Saturday, September 24, 2011

Day 2 in Kashmir

September 24th, 2011

I survived my first full day in Srinaga! Got up around 9:30, practiced an hour of yoga with a little bit of mediation and got Gulzar to fetch me a bucket of hot water for a bath. It was awesome! I had to get a bit creative with the pail of water as it was filled almost to the brim. So I used 2 small containers to inter weave filling half cups of cold water with the hot water to splash myself with, one at a time! Tomorrow, I'll have to remember to ask Gulzar to just fill 3 quarters of the bucket! It's a pretty bare bones way of life. These are times I am thankful I was not born with a silver spoon in my mouth.

Mr. Baktook continues his insistence that I go on a trek or take the jeep to Leh, part of all the sales package that the french couple was subjected to I suppose. I tell him that I want to meet a friend (Ruben from Spain) at Cafe Robusta, and he eventually takes me there, with Gulzar as my escort, whom I was happy to have tag along. Even though I was disappointed Ruben was nowhere to be seen, I had a very nice walk around town towards the Shrine, or Masjid...I am not sure exactly which. Today, I'm a bit more comfortable looking like a tourist, maybe because Gulzar is with me. I don't think I've seen any asians around here, much less a lone female traveler.

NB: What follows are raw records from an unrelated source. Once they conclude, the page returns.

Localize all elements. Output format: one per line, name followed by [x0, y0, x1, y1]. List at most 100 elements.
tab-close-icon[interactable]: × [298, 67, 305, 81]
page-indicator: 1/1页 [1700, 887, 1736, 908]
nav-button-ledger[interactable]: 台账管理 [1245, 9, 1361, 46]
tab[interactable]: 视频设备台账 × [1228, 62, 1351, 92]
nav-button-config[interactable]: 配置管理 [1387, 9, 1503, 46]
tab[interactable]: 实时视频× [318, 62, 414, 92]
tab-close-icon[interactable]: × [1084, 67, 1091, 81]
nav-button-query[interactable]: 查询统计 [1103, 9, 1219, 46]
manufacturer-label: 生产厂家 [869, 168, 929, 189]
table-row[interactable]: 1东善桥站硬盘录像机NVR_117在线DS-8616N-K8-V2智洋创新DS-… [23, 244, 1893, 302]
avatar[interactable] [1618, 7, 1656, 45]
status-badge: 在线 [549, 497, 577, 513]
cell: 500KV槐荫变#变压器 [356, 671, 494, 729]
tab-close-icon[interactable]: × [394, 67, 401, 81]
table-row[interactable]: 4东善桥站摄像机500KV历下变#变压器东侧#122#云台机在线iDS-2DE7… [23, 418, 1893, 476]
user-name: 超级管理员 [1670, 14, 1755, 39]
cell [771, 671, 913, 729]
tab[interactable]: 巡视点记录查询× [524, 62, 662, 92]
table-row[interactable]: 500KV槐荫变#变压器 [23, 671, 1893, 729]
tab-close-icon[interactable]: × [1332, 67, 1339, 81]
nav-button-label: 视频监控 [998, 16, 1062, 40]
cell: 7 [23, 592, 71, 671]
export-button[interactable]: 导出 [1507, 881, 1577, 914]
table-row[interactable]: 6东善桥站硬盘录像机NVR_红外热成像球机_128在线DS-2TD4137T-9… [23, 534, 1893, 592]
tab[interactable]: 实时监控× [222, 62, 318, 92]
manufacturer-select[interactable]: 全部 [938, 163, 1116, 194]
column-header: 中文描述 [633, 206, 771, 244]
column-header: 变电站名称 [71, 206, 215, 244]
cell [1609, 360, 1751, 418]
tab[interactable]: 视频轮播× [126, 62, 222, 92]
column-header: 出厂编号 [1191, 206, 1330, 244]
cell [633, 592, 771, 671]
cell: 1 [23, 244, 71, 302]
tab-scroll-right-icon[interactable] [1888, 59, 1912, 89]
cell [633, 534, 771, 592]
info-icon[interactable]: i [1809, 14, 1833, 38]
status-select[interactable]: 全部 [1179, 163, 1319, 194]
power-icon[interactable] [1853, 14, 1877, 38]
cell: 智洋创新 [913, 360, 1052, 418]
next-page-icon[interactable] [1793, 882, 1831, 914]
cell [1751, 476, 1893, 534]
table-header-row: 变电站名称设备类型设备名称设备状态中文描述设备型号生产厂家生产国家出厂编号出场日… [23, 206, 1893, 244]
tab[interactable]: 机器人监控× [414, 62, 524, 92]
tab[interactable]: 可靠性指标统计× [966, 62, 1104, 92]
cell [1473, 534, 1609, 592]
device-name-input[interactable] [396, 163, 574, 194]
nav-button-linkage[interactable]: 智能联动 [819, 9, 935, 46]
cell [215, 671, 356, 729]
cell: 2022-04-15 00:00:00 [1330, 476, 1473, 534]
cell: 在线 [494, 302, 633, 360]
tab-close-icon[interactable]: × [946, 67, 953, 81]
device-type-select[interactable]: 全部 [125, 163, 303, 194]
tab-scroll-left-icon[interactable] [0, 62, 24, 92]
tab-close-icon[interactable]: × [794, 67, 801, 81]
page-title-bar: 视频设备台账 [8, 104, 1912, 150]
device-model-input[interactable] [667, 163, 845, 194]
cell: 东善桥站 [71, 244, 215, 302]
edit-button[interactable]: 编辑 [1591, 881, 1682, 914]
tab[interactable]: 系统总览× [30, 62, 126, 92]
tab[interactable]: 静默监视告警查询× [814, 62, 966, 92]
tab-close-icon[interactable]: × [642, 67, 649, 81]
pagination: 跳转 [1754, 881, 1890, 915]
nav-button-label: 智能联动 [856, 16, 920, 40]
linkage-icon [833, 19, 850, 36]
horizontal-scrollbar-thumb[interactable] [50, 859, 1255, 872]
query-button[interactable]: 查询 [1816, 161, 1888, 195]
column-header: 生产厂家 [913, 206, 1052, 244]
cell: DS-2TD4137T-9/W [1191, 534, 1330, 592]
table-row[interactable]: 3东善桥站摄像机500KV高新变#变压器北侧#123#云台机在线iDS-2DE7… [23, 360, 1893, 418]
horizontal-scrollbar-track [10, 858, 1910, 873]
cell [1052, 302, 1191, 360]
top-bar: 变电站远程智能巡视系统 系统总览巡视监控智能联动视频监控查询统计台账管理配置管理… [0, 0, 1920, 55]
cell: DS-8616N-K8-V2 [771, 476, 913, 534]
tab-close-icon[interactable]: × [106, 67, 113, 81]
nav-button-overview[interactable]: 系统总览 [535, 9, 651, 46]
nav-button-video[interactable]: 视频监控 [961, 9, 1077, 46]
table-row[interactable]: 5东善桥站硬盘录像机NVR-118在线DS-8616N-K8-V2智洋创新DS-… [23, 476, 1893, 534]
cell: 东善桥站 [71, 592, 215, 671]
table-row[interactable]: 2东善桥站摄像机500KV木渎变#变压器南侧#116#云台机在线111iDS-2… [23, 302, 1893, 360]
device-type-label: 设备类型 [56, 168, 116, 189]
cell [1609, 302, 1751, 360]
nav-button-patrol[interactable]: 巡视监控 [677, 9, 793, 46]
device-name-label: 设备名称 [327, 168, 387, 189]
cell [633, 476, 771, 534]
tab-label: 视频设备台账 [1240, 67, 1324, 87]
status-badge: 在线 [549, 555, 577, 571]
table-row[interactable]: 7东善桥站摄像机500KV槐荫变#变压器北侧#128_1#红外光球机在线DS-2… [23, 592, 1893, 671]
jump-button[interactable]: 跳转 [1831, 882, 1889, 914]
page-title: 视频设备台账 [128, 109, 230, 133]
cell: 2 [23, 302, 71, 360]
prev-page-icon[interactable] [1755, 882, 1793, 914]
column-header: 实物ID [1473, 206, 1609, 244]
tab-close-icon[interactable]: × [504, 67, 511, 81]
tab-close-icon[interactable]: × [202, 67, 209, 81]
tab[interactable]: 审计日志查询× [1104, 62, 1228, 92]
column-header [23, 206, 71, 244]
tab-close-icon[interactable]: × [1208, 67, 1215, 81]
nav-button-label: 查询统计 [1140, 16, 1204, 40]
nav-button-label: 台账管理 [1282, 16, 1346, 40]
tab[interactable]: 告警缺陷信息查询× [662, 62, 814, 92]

And it's quite obvious none of these Srinagans have before either! Or perhaps not in a long time.

Gulzar doesn't ask for a tip but asks if I want to share a beer tonight, which of course I'm buying. I gave him the money for it as he's been absolutely great to have around. I'm not sure I'd have ventured out by myself if not for him! I'm still contemplating how my exit out of Srinaga will be. Not counting tonight, I'll have 5 more nights here. I'm not sure I can last that long, largely due to the poor quality of food. Even though my fear of being kidnapped or being stripped clean of all my belongings are dissipating, I mostly just want to hang around the room so I can do my yoga, read and write. The fact that I don't have any cell phone reception in this region of India that tourists are highly adviced against visiting is what's freaking me out quite a bit. Thankfully, Mr. Bahtook took me to a travel agent friend who let me use his computer for about 15-20 minutes while both men just waited around for me to finish.

Late afternoon, Mr. Bahtook proceeds to drive me over to another "friend's" house to discuss an expedition for my remaining time in Kashmir. He drives through the same part of town Gulzar and I had been walking around, and then through some residential area with high walls encircling properties, which he touts as the rich area. My limited experience being in a muslim state brings forth imagery of Afghanistan I've seen on TV, especially when several bearded men walk out from one of the doors of these walls with traditional white muslim outfits and caps. But I retain my cool. Between my sad state of stereotyping and the less mad than Delhi traffic, my heart is still beating a pitter-patter that will probably register unhealthy on an electrocardiograph. I've spotted a handful of caucasian tourist who've become my points of confidence building. I figured between them and me, they're likely to get kidnapped first!

Dinner is rice and a vegetable curry that I eat heartily. This time, I escape to my room as quickly and quietly as I can, while no one is around me! I'm not sure why I feel obligated to to do any particular thing around the house. Perhaps because everything is so foreign to me. So I'm being watchful about what I say or do, lest they start yelling at me in the high intensity tone they seem to engage in conversation often. Gulzar has brought me an extra blanket and we sat chatting about life and relationships over the one bottle of beer. I know I will sleep well tonight!